BGP Monitoring Protects Against Hijacking

Calendar icon 09-23-2020

Keep agency staff safe as they communicate across the internet

 

When you turn on the faucet to dispense water, unless the water is cloudy or discolored, you likely are not thinking about the route the water took to get to your sink during the 20 seconds you’re washing your hands.

The same can be said of user behavior on the open internet; most users go from one site to another without paying attention to where their data goes or what lurks underneath the data flow, leaving themselves vulnerable to attack from malicious actors.

“The moment you go to any website like Google or LinkedIn, you’re in the open internet and you’re vulnerable,” said Nancy Grady, Ph.D., SAIC chief data scientist.

To mitigate these malicious cyberattacks threatening government users, SAIC developed the Global Cyber Intelligence (GCI) service, which delivers the internet’s Border Gateway Protocol (BGP) data in near-real-time and augments it with analytics to identify when adversaries are attempting to attack. BGP is the routing protocol of the internet and directs the flow of internet traffic from one IP address to another as efficiently as possible. GCI alerts users to malicious or suspicious activity and provides timely bulletins, reports, and summary data for customers to monitor their BGP data and protect themselves from cyberattacks.

“You have absolutely no idea what happens to your data and information once it leaves your network. This tells you how your data routes across the internet,” Grady said.

Prioritizing protection

BGP attacks are increasing in frequency as attackers can easily disrupt data packets and interrupt communications. Adversaries use man-in-the-middle (MitM) tactics and other attack vectors to exploit BGP routing, impersonating trusted sources to obtain certificates, stealing data, adding malicious code to normal web traffic, and analyzing traffic to plan future attacks. They can even detour traffic through malicious networks or hijack traffic away from legitimate hosts to ones they control.

As these attacks proliferate, SAIC sees an opportunity to proactively defend forward. GCI collects data from enough peering points to cover the globe, making it the most holistic solution to deliver the entire internet’s BGP data. Government agencies that use CGI can see as much of the global network as they want with a delay of no more than 90 seconds. They can access our analytics apps on our hosted Splunk platform or port them into their host platforms.
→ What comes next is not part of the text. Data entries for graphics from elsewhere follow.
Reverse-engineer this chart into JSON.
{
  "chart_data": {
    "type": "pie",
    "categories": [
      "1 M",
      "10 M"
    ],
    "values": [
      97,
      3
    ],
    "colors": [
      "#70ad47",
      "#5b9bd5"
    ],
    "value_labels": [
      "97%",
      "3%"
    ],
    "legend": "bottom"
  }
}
Gray space muddles connections

Adversaries execute BGP attacks in what is called “gray space,” since it’s supposed to be neutral. When a typical internet user goes from one site to another — like Facebook to YouTube — the path from those two sites goes through gray space — space that is, in fact, proliferated with both benign and malicious cyberspace users.

“When we try to reach a website or send an email, we hand our communications off to our internet service providers. But they’re not managing your communications for security, they’re doing it for low cost,” Grady said. “It may cost less to route your traffic through an adversarial nation than through neutral service providers — and that’s how these attacks start.”

In fact, in 2020, SAIC conducted a proof-of-concept with a customer, demonstrating the value of GCI to provide the ability to see and defend the enterprise by identifying suspicious actions in gray space. SAIC identified multiple instances of malicious attacks against subnets, including the use of MitM attacks, prefix hijacking, and thousands of cases of data routing from a blacklisted country. Without SAIC’s visibility into the internet’s BGP data, these incidents may have gone undetected.

Machine learning identifies attackers

Attacks happen in split-seconds, so GCI uses machine learning (ML) to do what humans can’t and flag potentially malicious routes in microseconds.

“We can use machine learning to analyze broad internet-scale attacks involving many routes,” Grady said.

SAIC can also identify where attackers have inserted themselves into the routing metadata to influence which routes are used.

Through the insight that ML provides, cyber operators can rapidly counter attacks and disrupt our adversaries in a non-attributable way.

 

Global Cyber Intelligence Feature_body 1
Just like a plumber wants to know how water is flowing, SAIC makes sure government agencies know where their data is routing across the internet.

Critical privacy intelligence

With SAIC data visualization tools integrated into GCI, agencies can see how their data moves across the internet, which is vital for high-priority missions and holding internet service providers accountable for service agreements.

“This data gives you visibility,” Grady said. “If you find an attack attempt, you can mitigate the effects and hold your provider accountable and say, ‘Hey, stop routing our traffic through China.’”

GCI provides crucial intelligence for our customers to understand what adversaries are trying to do to their mission-critical data. GCI does not look at internal traffic, which is what most security efforts focus on for concerns like data loss prevention. But it does provide visibility into where customers are externally vulnerable to data loss and what is hitting them on the perimeter.

“When a plumber checks the pipes, they’re not looking at the water flow,” Grady said, “they’re looking at where the water is being routed. We want to make sure no one has an opportunity to slip something into that water.”